EOAB Atatürk stadyumunun arazisinin bütünsel planlama çerçevesinde değerlendirilerek kent meydanı olmasından yanadır. İçerisinde Kent kimliğini yansıtan simgesel sanat çalışmalarından başka bir şey olmayan, siyasetçiler tarafından değil uzmanlarınca projelendirilmiş, kent halkının beğenisini kazanmış, yerel yönetimlerce kabul görerek imar planlarına işlenmiş, ehil kişiler tarafından uygulaması yapılacak, mülkiyeti de Eskişehirli kurum veya kurumlara ait bir kent meydanı istiyoruz. . Meydan gibi bir meydan olsun kısacası. Mimarlar Odasının burası için büyük emeklerle açtığı yarışmaya katılan yüzlerce güzel örneği incelemelerini öneririz kent yöneticilerinin hepsine.
İçinde sosyal donatı olacak, herkes yararlanacak gibi yaklaşımları şiddetle ret ediyoruz. İşin içine sosyal donatı girdiği zaman buraya mezbaha da yaparsınız, sebze hali de, okul da.

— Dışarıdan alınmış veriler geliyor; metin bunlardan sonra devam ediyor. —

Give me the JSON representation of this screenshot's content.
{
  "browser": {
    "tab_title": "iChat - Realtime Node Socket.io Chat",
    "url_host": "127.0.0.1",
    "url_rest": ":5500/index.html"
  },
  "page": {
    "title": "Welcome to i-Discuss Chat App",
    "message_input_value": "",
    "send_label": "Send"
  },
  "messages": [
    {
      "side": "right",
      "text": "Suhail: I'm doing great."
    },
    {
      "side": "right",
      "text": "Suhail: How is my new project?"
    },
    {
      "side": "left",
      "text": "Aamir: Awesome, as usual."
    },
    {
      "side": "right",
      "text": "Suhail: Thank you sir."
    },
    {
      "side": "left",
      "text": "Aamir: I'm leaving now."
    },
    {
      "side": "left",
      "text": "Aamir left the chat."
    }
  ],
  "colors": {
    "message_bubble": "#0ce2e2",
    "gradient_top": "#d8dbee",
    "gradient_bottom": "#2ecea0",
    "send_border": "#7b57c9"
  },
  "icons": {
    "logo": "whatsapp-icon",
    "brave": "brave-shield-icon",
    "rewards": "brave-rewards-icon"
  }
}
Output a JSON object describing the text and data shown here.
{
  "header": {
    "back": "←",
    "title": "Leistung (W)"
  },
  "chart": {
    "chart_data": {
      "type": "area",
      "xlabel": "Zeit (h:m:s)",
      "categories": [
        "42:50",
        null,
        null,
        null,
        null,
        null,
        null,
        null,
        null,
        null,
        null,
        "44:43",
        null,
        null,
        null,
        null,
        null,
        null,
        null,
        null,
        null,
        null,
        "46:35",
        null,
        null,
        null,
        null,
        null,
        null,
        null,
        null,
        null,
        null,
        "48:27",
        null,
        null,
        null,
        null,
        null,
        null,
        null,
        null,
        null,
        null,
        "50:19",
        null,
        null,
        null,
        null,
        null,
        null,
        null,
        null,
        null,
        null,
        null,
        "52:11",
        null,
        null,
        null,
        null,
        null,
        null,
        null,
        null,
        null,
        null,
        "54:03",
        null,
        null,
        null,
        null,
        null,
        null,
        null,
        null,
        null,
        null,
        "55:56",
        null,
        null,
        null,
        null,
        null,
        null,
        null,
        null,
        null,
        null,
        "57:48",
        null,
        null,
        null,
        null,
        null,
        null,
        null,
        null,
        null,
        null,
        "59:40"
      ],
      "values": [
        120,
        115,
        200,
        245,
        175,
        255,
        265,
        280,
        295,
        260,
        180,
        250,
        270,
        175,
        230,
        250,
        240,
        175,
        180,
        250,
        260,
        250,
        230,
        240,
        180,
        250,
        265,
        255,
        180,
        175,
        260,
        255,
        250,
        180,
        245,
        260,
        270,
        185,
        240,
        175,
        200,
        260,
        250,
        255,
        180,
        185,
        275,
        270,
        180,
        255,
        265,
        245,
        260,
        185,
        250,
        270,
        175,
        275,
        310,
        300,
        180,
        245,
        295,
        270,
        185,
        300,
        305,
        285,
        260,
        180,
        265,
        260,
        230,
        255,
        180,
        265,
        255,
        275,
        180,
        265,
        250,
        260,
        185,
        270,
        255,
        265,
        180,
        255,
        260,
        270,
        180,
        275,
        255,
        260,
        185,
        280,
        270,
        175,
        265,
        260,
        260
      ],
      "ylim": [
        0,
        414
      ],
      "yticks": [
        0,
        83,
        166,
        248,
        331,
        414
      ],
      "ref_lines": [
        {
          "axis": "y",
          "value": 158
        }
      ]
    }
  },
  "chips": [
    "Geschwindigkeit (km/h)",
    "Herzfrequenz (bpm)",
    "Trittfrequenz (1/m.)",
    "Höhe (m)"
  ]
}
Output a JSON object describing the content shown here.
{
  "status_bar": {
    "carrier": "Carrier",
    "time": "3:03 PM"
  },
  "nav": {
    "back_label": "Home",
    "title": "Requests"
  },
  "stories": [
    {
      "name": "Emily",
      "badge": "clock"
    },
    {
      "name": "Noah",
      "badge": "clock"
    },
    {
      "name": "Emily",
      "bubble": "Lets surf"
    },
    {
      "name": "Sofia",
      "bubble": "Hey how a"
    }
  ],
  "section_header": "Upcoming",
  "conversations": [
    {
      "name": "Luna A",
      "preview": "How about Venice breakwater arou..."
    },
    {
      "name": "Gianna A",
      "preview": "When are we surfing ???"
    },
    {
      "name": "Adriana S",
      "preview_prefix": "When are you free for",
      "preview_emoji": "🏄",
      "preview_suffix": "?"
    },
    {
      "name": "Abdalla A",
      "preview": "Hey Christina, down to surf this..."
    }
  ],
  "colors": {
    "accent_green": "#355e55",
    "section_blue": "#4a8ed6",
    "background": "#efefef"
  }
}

Stadyum yerinde kalacak deyip de yapmayan valimizi başkente vali yaptılar. Eskişehir'lilerin istediklerini yapmamak bu günlerde terfi sebebi olabilir ancak tarihsel süreçte kente karşı suç işlenir. Kentlinin taleplerine kulak verip katılımcılığı sağlayan yöneticiyi başının üstünde taşır bu şehir. Böyle davranmayanı ise meydancı bile yapmaz. Yukarıdaki dört örneği bize hediye eden!!! Bakanlar, milletvekilleri, valiler şimdi neredeler...... , evet kendileri şu anda bu kentte yoklar. Eskişehir'liler ise hep burada. Gerçek Eskişehir'lileri kentlerinin her zerresine sahip çıkmaya bekliyoruz.
Bu devirde her boş araziye bina yapmak değil, gerçek anlamda kamusal alan bırakmak cesaret ve marifettir. Bu bağlamda bizleri yönetenlerden bu kente yakışır GENÇLİK VE DEMOKRASİ MEYDANINI hayata geçirmelerini bekliyoruz.